L’ar­ti­cle ci-dessous a été refusé, sous sa pre­mière forme, par la cen­sure française.

La guerre n’é­tait pas sitôt déclarée que tous les gou­verne­ments, sous pré­texte de garder secrets les mou­ve­ments des armées, se dépêchèrent d’établir la cen­sure. Jusqu’i­ci, dans la monar­chique Angleterre, la cen­sure s’est tenue dans les lim­ites qui lui étaient assignées par les motifs de sa créa­tion ; elle ne s’ex­erce que sur ce qui con­cerne les choses mil­i­taires ; mais chaque Anglais garde intact le droit d’ex­primer sa pen­sée, et même de cri­ti­quer ce qui se fait pour la défense.

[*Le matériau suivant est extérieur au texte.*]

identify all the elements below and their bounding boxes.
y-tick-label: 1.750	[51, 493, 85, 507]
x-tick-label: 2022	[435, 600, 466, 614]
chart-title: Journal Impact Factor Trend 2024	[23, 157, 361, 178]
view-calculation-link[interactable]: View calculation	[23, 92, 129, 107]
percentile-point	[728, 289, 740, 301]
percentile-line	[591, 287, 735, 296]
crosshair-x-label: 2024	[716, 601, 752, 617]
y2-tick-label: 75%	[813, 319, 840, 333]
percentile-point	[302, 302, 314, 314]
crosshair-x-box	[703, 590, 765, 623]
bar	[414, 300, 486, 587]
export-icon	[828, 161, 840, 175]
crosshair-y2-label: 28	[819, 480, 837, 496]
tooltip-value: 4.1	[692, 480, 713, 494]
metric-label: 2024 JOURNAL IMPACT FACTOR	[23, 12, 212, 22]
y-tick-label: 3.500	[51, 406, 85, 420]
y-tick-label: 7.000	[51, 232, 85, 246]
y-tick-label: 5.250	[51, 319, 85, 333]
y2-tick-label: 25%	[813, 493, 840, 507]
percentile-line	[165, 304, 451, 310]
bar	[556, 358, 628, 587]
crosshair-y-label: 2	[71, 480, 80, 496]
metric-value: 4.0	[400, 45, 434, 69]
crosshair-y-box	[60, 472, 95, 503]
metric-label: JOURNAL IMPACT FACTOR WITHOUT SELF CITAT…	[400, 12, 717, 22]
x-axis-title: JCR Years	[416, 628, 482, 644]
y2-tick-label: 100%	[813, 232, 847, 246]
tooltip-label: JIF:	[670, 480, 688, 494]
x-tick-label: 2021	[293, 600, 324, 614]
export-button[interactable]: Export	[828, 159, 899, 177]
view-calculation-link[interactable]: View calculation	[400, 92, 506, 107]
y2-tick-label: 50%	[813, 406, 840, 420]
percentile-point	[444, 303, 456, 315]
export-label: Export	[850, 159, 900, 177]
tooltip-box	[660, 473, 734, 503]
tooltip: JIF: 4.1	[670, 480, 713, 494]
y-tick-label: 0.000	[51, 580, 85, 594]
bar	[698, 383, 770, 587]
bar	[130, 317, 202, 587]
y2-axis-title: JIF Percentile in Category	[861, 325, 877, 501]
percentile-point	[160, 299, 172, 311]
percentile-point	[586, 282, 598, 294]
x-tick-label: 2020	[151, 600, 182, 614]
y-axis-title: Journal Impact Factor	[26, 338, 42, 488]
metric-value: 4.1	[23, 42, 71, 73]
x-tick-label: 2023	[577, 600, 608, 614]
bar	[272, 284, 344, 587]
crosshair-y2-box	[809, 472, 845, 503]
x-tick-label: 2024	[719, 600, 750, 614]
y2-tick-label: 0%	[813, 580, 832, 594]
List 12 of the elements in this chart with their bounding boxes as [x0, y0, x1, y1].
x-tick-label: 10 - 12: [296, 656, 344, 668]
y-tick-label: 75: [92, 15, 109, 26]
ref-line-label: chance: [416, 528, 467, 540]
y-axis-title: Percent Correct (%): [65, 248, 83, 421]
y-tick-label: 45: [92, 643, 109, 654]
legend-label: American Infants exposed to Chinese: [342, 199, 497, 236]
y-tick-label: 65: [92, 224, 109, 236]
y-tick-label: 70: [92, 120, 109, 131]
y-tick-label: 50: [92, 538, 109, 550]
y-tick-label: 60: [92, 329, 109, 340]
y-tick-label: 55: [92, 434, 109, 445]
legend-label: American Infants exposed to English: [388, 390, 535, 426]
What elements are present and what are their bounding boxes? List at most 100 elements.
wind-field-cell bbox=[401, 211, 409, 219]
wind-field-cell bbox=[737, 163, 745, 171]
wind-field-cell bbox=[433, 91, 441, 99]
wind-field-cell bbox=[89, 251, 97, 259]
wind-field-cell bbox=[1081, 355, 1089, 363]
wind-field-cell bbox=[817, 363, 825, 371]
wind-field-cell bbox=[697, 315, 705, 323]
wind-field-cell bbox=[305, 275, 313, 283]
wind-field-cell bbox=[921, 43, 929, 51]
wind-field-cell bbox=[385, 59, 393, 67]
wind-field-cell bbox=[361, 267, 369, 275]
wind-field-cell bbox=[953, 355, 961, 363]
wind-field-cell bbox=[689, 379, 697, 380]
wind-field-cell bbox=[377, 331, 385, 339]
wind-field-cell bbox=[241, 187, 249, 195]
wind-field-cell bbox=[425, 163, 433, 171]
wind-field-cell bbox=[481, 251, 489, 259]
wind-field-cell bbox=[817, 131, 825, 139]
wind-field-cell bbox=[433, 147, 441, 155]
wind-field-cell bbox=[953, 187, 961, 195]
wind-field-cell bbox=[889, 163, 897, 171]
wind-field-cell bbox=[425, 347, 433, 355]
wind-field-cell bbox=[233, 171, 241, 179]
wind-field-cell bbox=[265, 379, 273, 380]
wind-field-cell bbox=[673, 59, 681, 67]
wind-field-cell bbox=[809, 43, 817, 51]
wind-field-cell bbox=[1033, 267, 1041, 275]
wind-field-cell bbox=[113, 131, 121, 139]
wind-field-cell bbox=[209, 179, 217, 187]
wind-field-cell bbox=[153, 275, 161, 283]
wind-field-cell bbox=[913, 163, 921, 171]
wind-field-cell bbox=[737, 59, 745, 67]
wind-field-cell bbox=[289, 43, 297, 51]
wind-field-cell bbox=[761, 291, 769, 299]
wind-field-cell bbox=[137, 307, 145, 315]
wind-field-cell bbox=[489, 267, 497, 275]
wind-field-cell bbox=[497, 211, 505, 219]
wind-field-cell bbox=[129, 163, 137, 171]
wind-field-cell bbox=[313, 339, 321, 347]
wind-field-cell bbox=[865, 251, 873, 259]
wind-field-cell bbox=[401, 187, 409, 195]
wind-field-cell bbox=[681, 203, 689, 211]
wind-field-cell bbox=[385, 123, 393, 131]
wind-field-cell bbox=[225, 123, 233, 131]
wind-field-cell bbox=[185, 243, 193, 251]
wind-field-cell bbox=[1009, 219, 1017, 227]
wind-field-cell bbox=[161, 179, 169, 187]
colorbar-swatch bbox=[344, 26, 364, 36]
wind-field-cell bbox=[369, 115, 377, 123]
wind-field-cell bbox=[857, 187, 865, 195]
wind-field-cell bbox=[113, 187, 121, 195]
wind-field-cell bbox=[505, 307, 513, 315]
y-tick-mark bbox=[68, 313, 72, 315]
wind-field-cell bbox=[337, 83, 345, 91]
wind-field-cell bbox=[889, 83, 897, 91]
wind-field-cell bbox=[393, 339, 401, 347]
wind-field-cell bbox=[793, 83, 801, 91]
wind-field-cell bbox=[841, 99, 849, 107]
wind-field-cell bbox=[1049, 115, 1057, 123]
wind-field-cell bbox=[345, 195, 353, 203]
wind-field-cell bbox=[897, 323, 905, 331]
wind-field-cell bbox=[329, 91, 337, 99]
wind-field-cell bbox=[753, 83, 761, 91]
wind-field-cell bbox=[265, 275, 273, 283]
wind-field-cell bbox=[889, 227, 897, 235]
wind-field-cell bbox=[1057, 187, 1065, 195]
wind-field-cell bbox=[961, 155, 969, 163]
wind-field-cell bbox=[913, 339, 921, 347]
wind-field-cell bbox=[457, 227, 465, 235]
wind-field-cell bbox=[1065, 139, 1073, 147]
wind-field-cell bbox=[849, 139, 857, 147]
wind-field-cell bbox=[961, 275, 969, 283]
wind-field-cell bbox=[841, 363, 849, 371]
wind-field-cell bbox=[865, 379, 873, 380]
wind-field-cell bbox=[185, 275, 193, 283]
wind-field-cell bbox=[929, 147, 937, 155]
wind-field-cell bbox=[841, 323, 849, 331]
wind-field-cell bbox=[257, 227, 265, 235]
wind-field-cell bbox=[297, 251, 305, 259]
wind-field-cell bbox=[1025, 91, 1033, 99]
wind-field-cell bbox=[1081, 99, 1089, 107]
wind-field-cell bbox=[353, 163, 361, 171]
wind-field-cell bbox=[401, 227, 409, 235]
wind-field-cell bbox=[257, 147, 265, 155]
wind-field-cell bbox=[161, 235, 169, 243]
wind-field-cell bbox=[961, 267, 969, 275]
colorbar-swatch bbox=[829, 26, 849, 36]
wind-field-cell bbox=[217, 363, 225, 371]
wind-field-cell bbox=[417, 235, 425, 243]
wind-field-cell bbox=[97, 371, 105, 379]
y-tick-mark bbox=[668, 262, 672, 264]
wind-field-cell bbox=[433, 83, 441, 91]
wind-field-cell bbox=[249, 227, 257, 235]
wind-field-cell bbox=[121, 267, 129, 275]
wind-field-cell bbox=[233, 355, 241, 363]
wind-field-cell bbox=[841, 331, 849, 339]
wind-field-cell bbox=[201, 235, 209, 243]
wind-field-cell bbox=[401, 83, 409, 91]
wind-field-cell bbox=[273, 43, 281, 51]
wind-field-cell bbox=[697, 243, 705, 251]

En France, le pub­lic est traité en mineur, ou comme un idiot inca­pable de s’oc­cu­per de ses pro­pres affaires. La cen­sure qui ne devait s’ex­ercer que sur ce qui con­cer­nait les opéra­tions mil­i­taires, et en tant que cela pour­rait fournir des indi­ca­tions à l’en­ne­mi, s’est éten­due à toutes les man­i­fes­ta­tions de la pen­sée. Non seule­ment il est défendu de rechercher com­ment la guerre aurait pu être évitée, mais défense égale­ment d’ex­primer une opin­ion sur les claus­es qui devront être dis­cutées lorsqu’on trait­era de la paix future.

Ce que ne fait pas la monar­chique Angleterre ; ce que n’avaient pas osé faire l’Em­pire de 1870, ni le gou­verne­ment, fausse­ment appelé de la Défense nationale : musel­er l’opin­ion publique, un gou­verne­ment répub­li­cain com­posé d’ex-révo­lu­tion­naires, de social­istes, l’a fait en un tour de main, sans tâton­ner ni hésiter. Dès le pre­mier jour de son exis­tence, la cen­sure a don­né la mesure de ce qu’elle était capa­ble de faire.

Bien pire, le gou­verne­ment exis­tant ayant com­pris que, pour avoir de la force dans le pays il devait s’ad­join­dre quelques mem­bres social­istes-révo­lu­tion­naires, n’ayant pas encore, comme l’avaient déjà fait la plu­part des mem­bres qui le com­posent, abjuré leurs con­vic­tions, a ouvert ses rangs à MM. Sem­bat, Gues­de et Thomas. Et ceux-ci, sans doute, très flat­tés de l’hon­neur, au lieu de pos­er leurs con­di­tions, puisqu’on avait besoin d’eux, d’ex­iger la sup­pres­sion de la cen­sure, en ce qui con­cer­nait les idées, se sont fait les com­plices de cette mon­stru­osité qui fait que le peu­ple doit subir de voir décider de son sort, de son avenir, sans avoir le droit d’in­ter­venir ou de don­ner son avis. Il doit pay­er de sa peau, de son argent, mais il est trop bête pour avoir le droit d’ex­primer une opinion !

Le pire est que l’opin­ion publique s’y est soumise. Voilà un an déjà que s’ex­erce sans appel cette puis­sance occulte, et ce ne sont encore que de très timides protes­ta­tions qui se font entendre.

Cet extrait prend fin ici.